Title: Mediodorsal thalamus regulates taskuncertainty to enable cognitive flexibility
Speaker:Dr. Zhe Sage Chen,New York University
Time:1:30–3:00 pm, September 4, 2024
Venue: B101, Lui Che Woo Building
Host: Prof. Si Wu
Abstract
The mediodorsal (MD) thalamus is a critical partner for the prefrontal cortex (PFC) in cognitive control. Accumulating evidence has shown that the MD regulates task uncertainty in decision making and enhance cognitive flexibility. However, the computational mechanism of this cognitive process remains unclear. Here we trained biologically-constrained computational models to delineate the mechanistic role of MD in context-dependent decision making. We found that the addition of a feedforward MD structure to the recurrent PFC increased robustness to low cue signal-to-noise ratio, enhanced working memory, and enabled rapid context switching. Incorporating genetically identified thalamocortical connectivity and interneuron cell types into the model replicated key neurophysiological findings in task-performing mice. Our model revealed computational mechanisms and geometric interpretations of MD in regulating cue uncertainty and context switching to enable cognitive flexibility. It also made experimentally testable predictions linking cognitive deficits with disrupted thalamocortical connectivity, prefrontal excitation-inhibition imbalance and dysfunctional inhibitory cell types.
Finally, I will discuss several speculative computational hypotheses on MD-PFC interactions and neural plasticity to enable rapid prefrontal computation in the presence of changed task conditions.
Short Bio
Dr. Zhe Sage Chen is a principal investigator at New York University School of Medicine (NYUSOM), where he directs the Computational Neuroscience, Neuroengineering and Neuropsychiatry (CN3) Laboratory. He is the co-director of Computational Psychiatry Program at the NYU Department of Psychiatry. He is also a faculty member of the Training Program of Computational Neuroscience at NYU and an affiliated faculty member of the Neuroscience Institute at NYUSOM, and associated faculty in the Department of Biomedical Engineering at the NYU Tandon School of Engineering.

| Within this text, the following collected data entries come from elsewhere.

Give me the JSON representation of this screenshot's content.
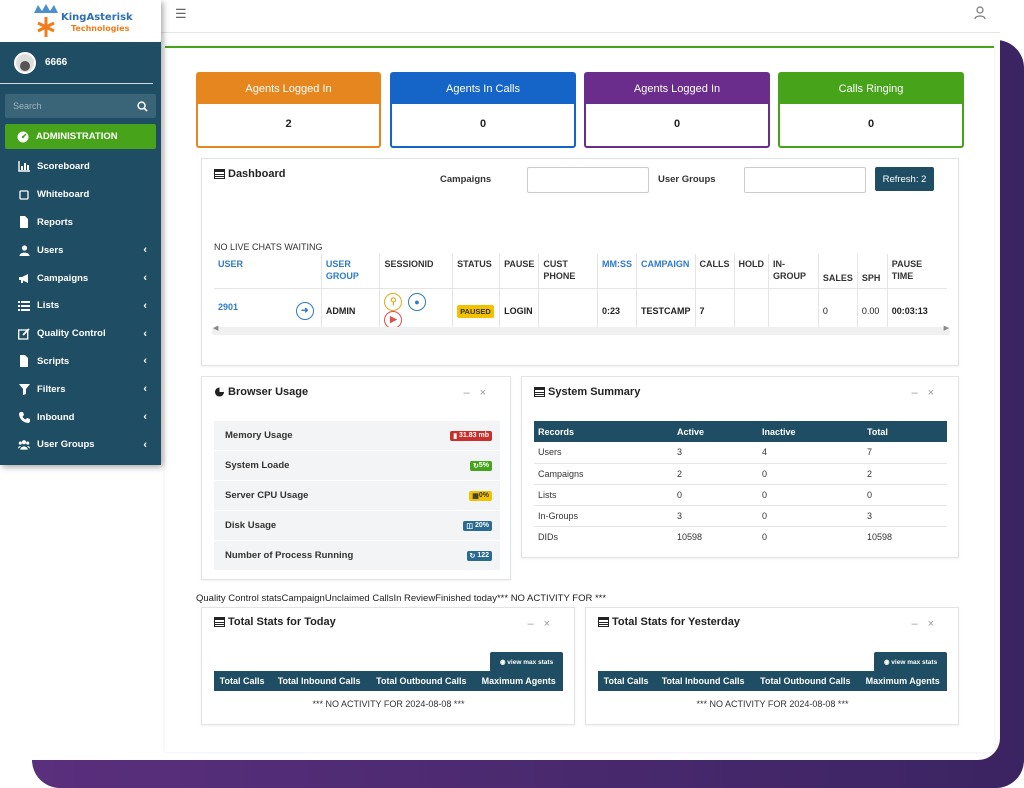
{
  "brand": {
    "name": "KingAsterisk",
    "sub": "Technologies"
  },
  "user": {
    "name": "6666"
  },
  "search": {
    "placeholder": "Search"
  },
  "nav": {
    "active": "ADMINISTRATION",
    "items": [
      {
        "label": "Scoreboard",
        "icon": "bar-chart-icon",
        "has_children": false
      },
      {
        "label": "Whiteboard",
        "icon": "square-icon",
        "has_children": false
      },
      {
        "label": "Reports",
        "icon": "file-icon",
        "has_children": false
      },
      {
        "label": "Users",
        "icon": "user-icon",
        "has_children": true
      },
      {
        "label": "Campaigns",
        "icon": "bullhorn-icon",
        "has_children": true
      },
      {
        "label": "Lists",
        "icon": "list-icon",
        "has_children": true
      },
      {
        "label": "Quality Control",
        "icon": "edit-icon",
        "has_children": true
      },
      {
        "label": "Scripts",
        "icon": "file-icon",
        "has_children": true
      },
      {
        "label": "Filters",
        "icon": "filter-icon",
        "has_children": true
      },
      {
        "label": "Inbound",
        "icon": "phone-icon",
        "has_children": true
      },
      {
        "label": "User Groups",
        "icon": "users-icon",
        "has_children": true
      }
    ]
  },
  "stats": [
    {
      "label": "Agents Logged In",
      "value": "2",
      "color": "#e5861f"
    },
    {
      "label": "Agents In Calls",
      "value": "0",
      "color": "#1565c8"
    },
    {
      "label": "Agents Logged In",
      "value": "0",
      "color": "#6b2d8c"
    },
    {
      "label": "Calls Ringing",
      "value": "0",
      "color": "#47a319"
    }
  ],
  "dashboard": {
    "title": "Dashboard",
    "campaigns_label": "Campaigns",
    "user_groups_label": "User Groups",
    "refresh_label": "Refresh: 2",
    "no_live_chats": "NO LIVE CHATS WAITING",
    "columns": [
      "USER",
      "USER GROUP",
      "SESSIONID",
      "STATUS",
      "PAUSE",
      "CUST PHONE",
      "MM:SS",
      "CAMPAIGN",
      "CALLS",
      "HOLD",
      "IN-GROUP",
      "SALES",
      "SPH",
      "PAUSE TIME"
    ],
    "rows": [
      {
        "user": "2901",
        "user_group": "ADMIN",
        "status": "PAUSED",
        "pause": "LOGIN",
        "cust_phone": "",
        "mmss": "0:23",
        "campaign": "TESTCAMP",
        "calls": "7",
        "hold": "",
        "in_group": "",
        "sales": "0",
        "sph": "0.00",
        "pause_time": "00:03:13"
      }
    ]
  },
  "browser_usage": {
    "title": "Browser Usage",
    "rows": [
      {
        "label": "Memory Usage",
        "badge": "31.83 mb",
        "color": "#c9302c"
      },
      {
        "label": "System Loade",
        "badge": "5%",
        "color": "#47a319"
      },
      {
        "label": "Server CPU Usage",
        "badge": "0%",
        "color": "#f2c200"
      },
      {
        "label": "Disk Usage",
        "badge": "20%",
        "color": "#2a6b8f"
      },
      {
        "label": "Number of Process Running",
        "badge": "122",
        "color": "#2a6b8f"
      }
    ]
  },
  "system_summary": {
    "title": "System Summary",
    "columns": [
      "Records",
      "Active",
      "Inactive",
      "Total"
    ],
    "rows": [
      [
        "Users",
        "3",
        "4",
        "7"
      ],
      [
        "Campaigns",
        "2",
        "0",
        "2"
      ],
      [
        "Lists",
        "0",
        "0",
        "0"
      ],
      [
        "In-Groups",
        "3",
        "0",
        "3"
      ],
      [
        "DIDs",
        "10598",
        "0",
        "10598"
      ]
    ]
  },
  "qc_line": "Quality Control statsCampaignUnclaimed CallsIn ReviewFinished today*** NO ACTIVITY FOR  ***",
  "today": {
    "title": "Total Stats for Today",
    "button": "view max stats",
    "columns": [
      "Total Calls",
      "Total Inbound Calls",
      "Total Outbound Calls",
      "Maximum Agents"
    ],
    "no_activity": "*** NO ACTIVITY FOR  2024-08-08 ***"
  },
  "yesterday": {
    "title": "Total Stats for Yesterday",
    "button": "view max stats",
    "columns": [
      "Total Calls",
      "Total Inbound Calls",
      "Total Outbound Calls",
      "Maximum Agents"
    ],
    "no_activity": "*** NO ACTIVITY FOR  2024-08-08 ***"
  }
}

He is a computational neuroscientist and an electrical engineer. His work has focused on using statistical/biophysical modeling, computational statistics, and machine learning methods to help understand representations of neuroscience data, to decipher important neural circuit mechanisms of targeted brain circuits, such as the hippocampus, prefrontal cortex, and motor cortex of rodents and non-human primates. In collaboration with experimental neuroscientists, his team has developed real-time brain-machine interfaces to conduct closed-loop neuroscience experiments, such as detecting acute pain signals for acute pain signals for pain neuromodulation, and decoding animal’s trajectory paths during off-line memory reactivation. Finally, He has been gradually building his research portfolio along the direction of computational psychiatry and translational neuroscience, aiming to bridge the gap between animal and human research.